Alford (Early Modern British History/Univ. of Leeds; Edward VI: The Last Boy King, 2014, etc.) makes expert use of individual lives to bring London’s various stages to life. Thomas Wyndout, who died in 1500, inhabited a stable, Catholic, late-medieval world of time-honored rituals and work lives ordered by the rules of trade guilds. Richard Gresham built his fortune through trade with Antwerp, the mercantile and financial center of Europe, then parlayed carefully cultivated connections with powerful royal officials to ascend to lord mayor of London in 1537. His son Thomas saw that London’s merchants could expand English trade beyond Europe and rival Antwerp as lender to the crown. In 1553, explorers searching for Cathay wound up in Russia instead, and the resultant Muscovy Company, whose charter members worked hand in glove with the queen’s government, made manifest “the interplay of money and political power” that shaped London’s growth.
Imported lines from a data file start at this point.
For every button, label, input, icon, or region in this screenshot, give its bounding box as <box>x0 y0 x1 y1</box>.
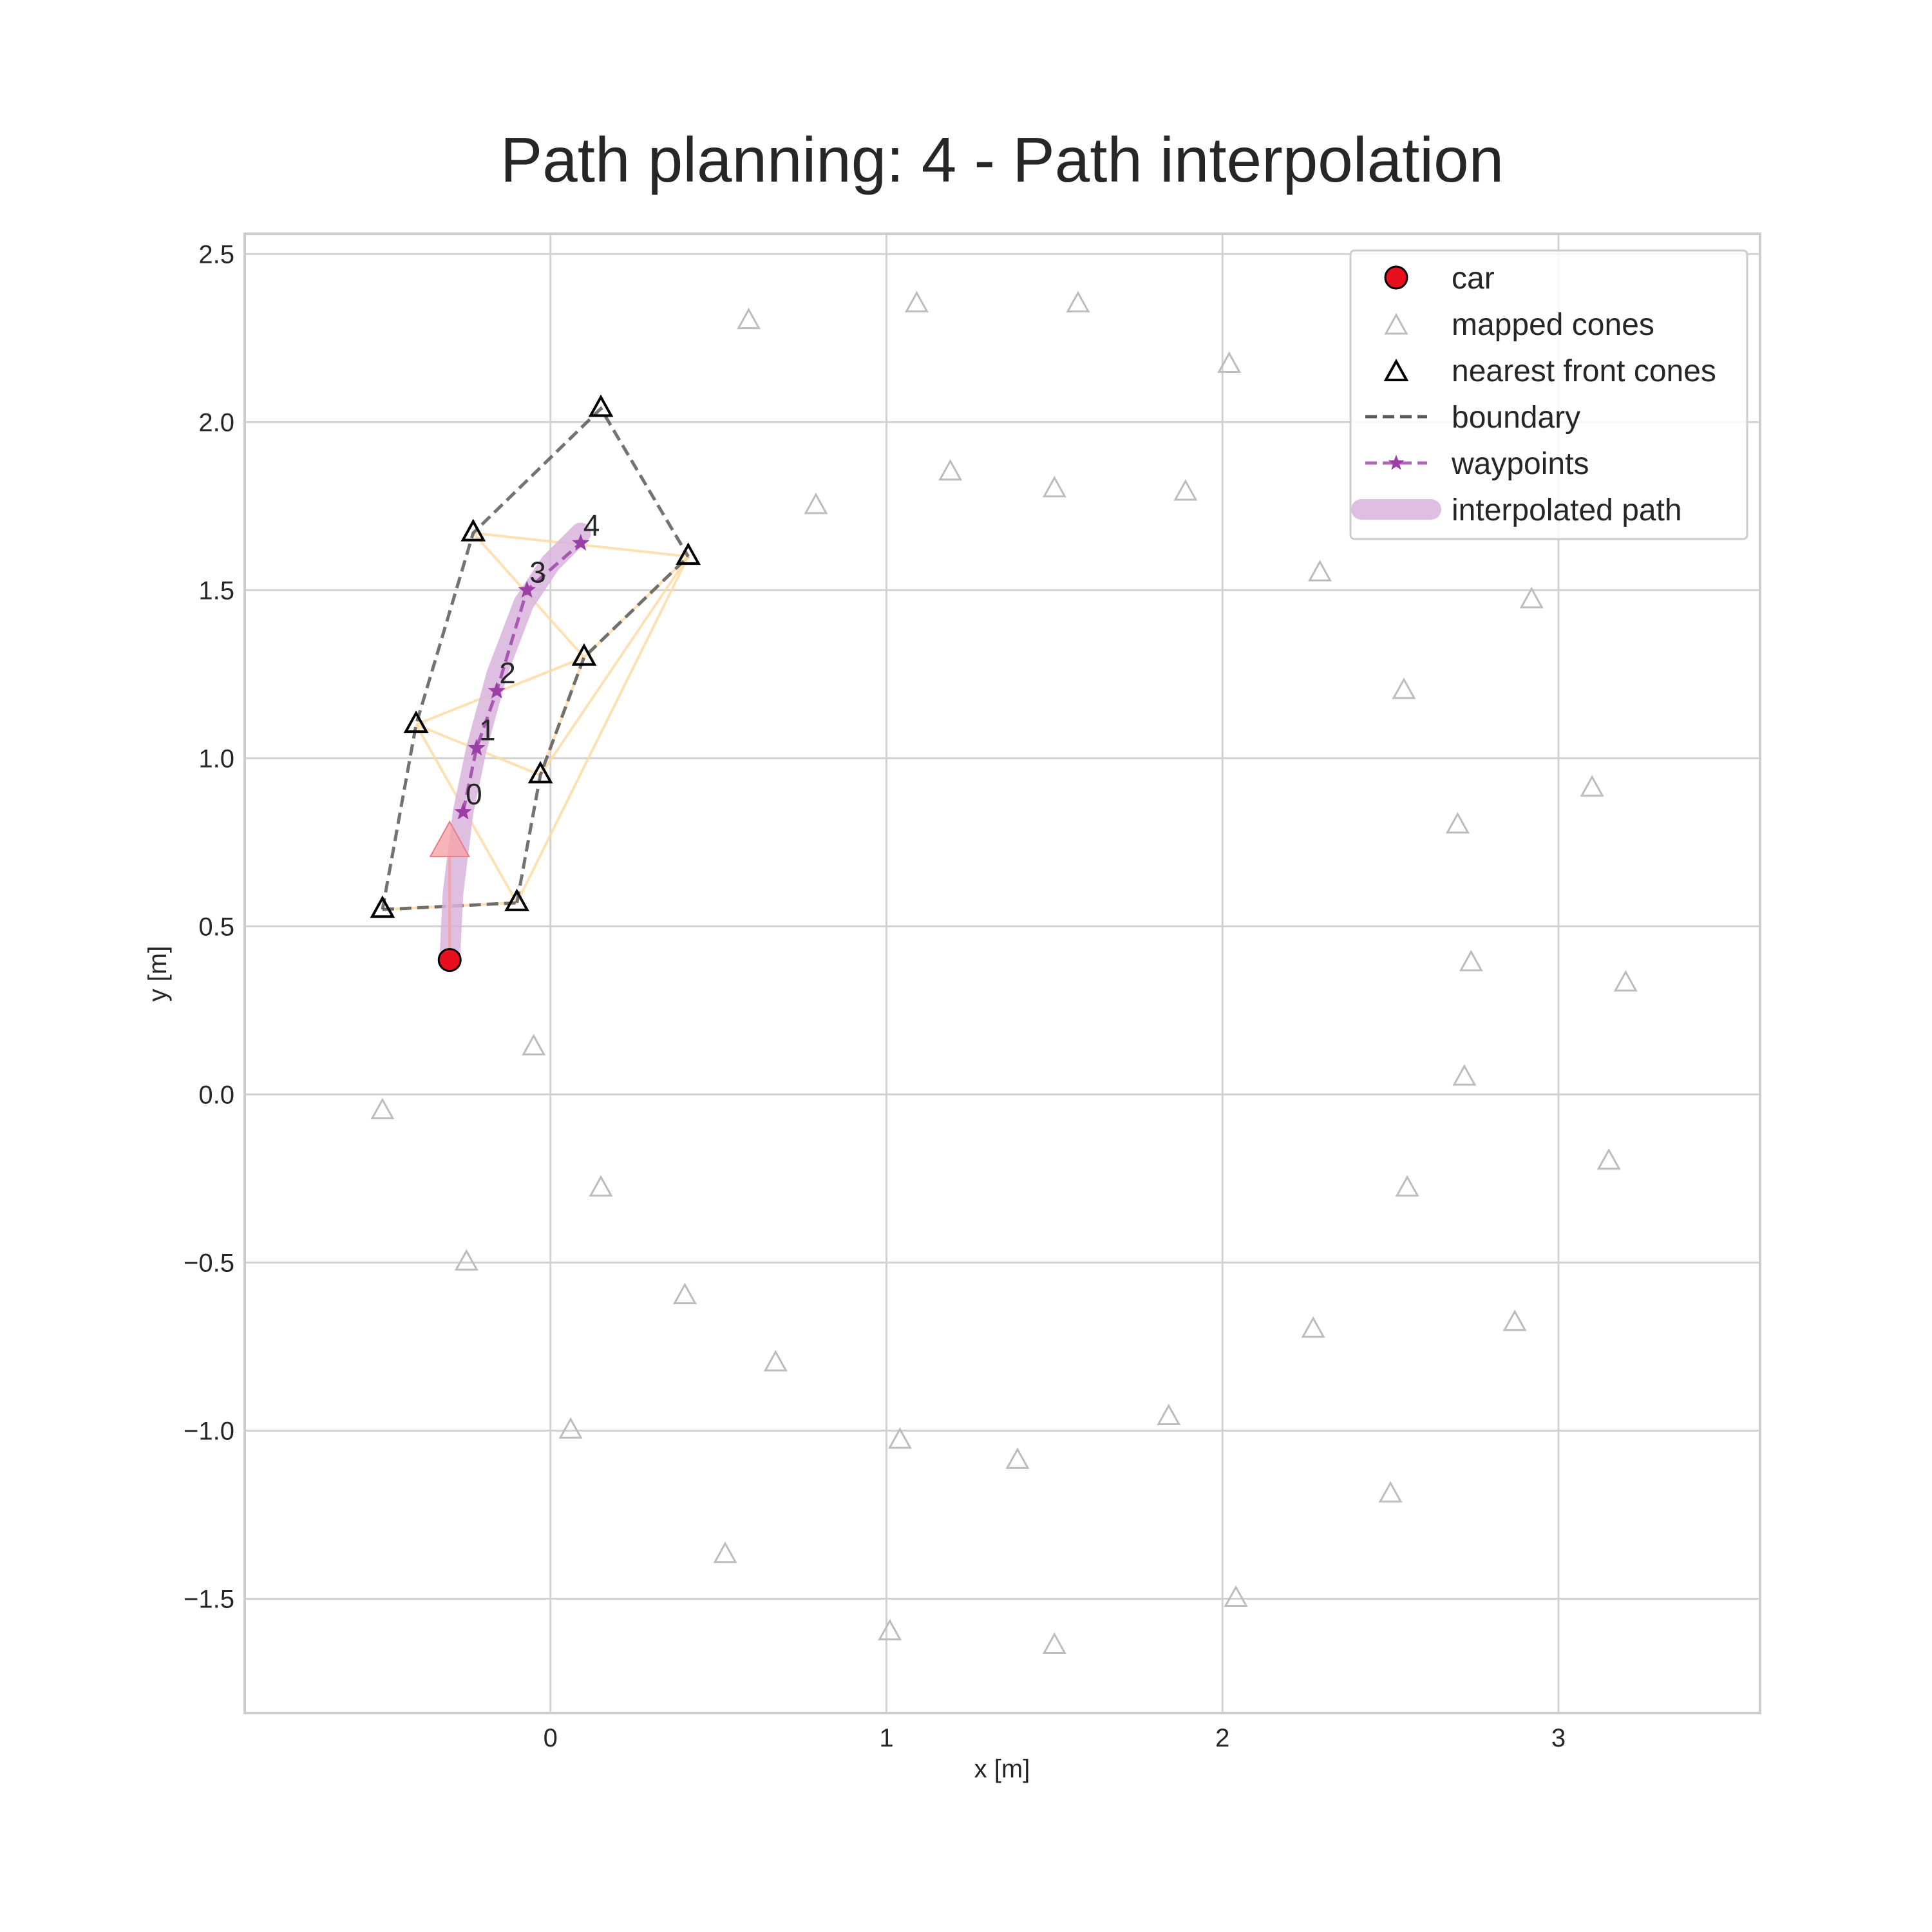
waypoint-marker <box>488 681 506 699</box>
y-tick-label: 1.5 <box>198 576 234 605</box>
mapped-cone-marker <box>1459 949 1483 972</box>
nearest-front-cone-marker <box>370 895 395 918</box>
y-tick-label: −1.0 <box>184 1417 234 1445</box>
chart-title: Path planning: 4 - Path interpolation <box>500 124 1504 195</box>
mapped-cone-marker <box>878 1618 902 1641</box>
waypoint-marker <box>518 580 536 598</box>
mapped-cone-marker <box>1452 1064 1477 1086</box>
nearest-front-cone-marker <box>403 710 429 734</box>
waypoint-label: 0 <box>466 777 482 811</box>
boundary-left-line <box>381 406 690 910</box>
mapped-cone-marker <box>522 1034 546 1056</box>
mapped-cone-marker <box>1519 587 1544 609</box>
y-tick-label: −0.5 <box>184 1249 234 1277</box>
y-tick-label: −1.5 <box>184 1586 234 1614</box>
y-tick-label: 1.0 <box>198 744 234 773</box>
legend-car-icon <box>1384 265 1408 290</box>
legend-label: boundary <box>1452 401 1580 435</box>
boundary-right-line <box>515 555 690 904</box>
boundary-bottom-line <box>382 901 517 911</box>
triangulation-edge <box>539 556 690 776</box>
mapped-cone-marker <box>1392 677 1416 699</box>
waypoint-label: 3 <box>529 555 546 589</box>
nearest-front-cone-marker <box>588 394 614 417</box>
plot-frame <box>243 232 1761 1714</box>
y-tick-label: 0.0 <box>198 1081 234 1109</box>
waypoint-label: 2 <box>499 656 516 690</box>
mapped-cone-marker <box>1596 1148 1621 1170</box>
y-tick-label: 0.5 <box>198 913 234 941</box>
mapped-cone-marker <box>938 459 963 481</box>
legend-label: mapped cones <box>1452 308 1654 342</box>
mapped-cone-marker <box>737 307 761 330</box>
nearest-front-cone-marker <box>460 518 486 542</box>
legend-nearest-cone-icon <box>1383 359 1409 381</box>
legend-label: waypoints <box>1451 447 1589 481</box>
nearest-front-cone-marker <box>676 542 701 565</box>
nearest-front-cone-marker <box>571 643 597 666</box>
waypoint-label: 1 <box>479 714 496 747</box>
y-axis-label: y [m] <box>144 946 172 1002</box>
legend-box <box>1349 249 1748 540</box>
mapped-cone-marker <box>370 1097 395 1119</box>
mapped-cone-marker <box>672 1282 697 1305</box>
legend: car mapped cones nearest front cones bounda… <box>1349 249 1748 540</box>
axis-ticks: 0 1 2 32.52.01.51.00.50.0−0.5−1.0−1.5 <box>184 240 1566 1752</box>
mapped-cone-marker <box>763 1350 788 1372</box>
legend-label: interpolated path <box>1452 493 1682 527</box>
mapped-cone-marker <box>1066 290 1090 313</box>
waypoint-marker <box>468 739 486 756</box>
legend-label: car <box>1452 261 1495 296</box>
grid-lines <box>245 234 1760 1713</box>
mapped-cone-marker <box>1301 1316 1325 1338</box>
mapped-cone-marker <box>804 492 828 515</box>
mapped-cone-marker <box>1042 1632 1066 1654</box>
plot-area: 0 12 3 4 <box>370 290 1638 1654</box>
legend-label: nearest front cones <box>1452 354 1716 388</box>
nearest-front-cone-marker <box>527 761 553 784</box>
mapped-cone-marker <box>1173 479 1198 501</box>
x-tick-label: 2 <box>1215 1724 1229 1752</box>
waypoint-label: 4 <box>583 508 600 542</box>
legend-waypoints-star-icon <box>1388 455 1405 470</box>
mapped-cone-marker <box>1580 775 1604 797</box>
x-axis-label: x [m] <box>974 1755 1030 1783</box>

Striving immigrants also played an instrumental role, as can be seen in the odysseys of Dutch expatriate Cornelis Spierincks, a Calvinist who, like many others on the continent, sought refuge from Catholic persecution in now-Protestant England, and his son, who moved out from an émigré community to become a true Londoner. These and many other stories bring the past to life in warmly human terms, as do Alford’s evocative descriptions of the city’s changing landscape and architecture. By 1600, when Richard Hakluyt’s magisterial Principal navigations was completed, London’s mercantile elite were confident and expansive enough to contemplate not just trading with the Americas, but colonizing them; the Virginia Company of London sent 295 settlers across the ocean in 1606. “The worlds that Londoners inhabited and imagined,” writes the author, “were [now] simply far larger and more complex.”
Solid scholarly history written with an accessible verve that will appeal to general readers.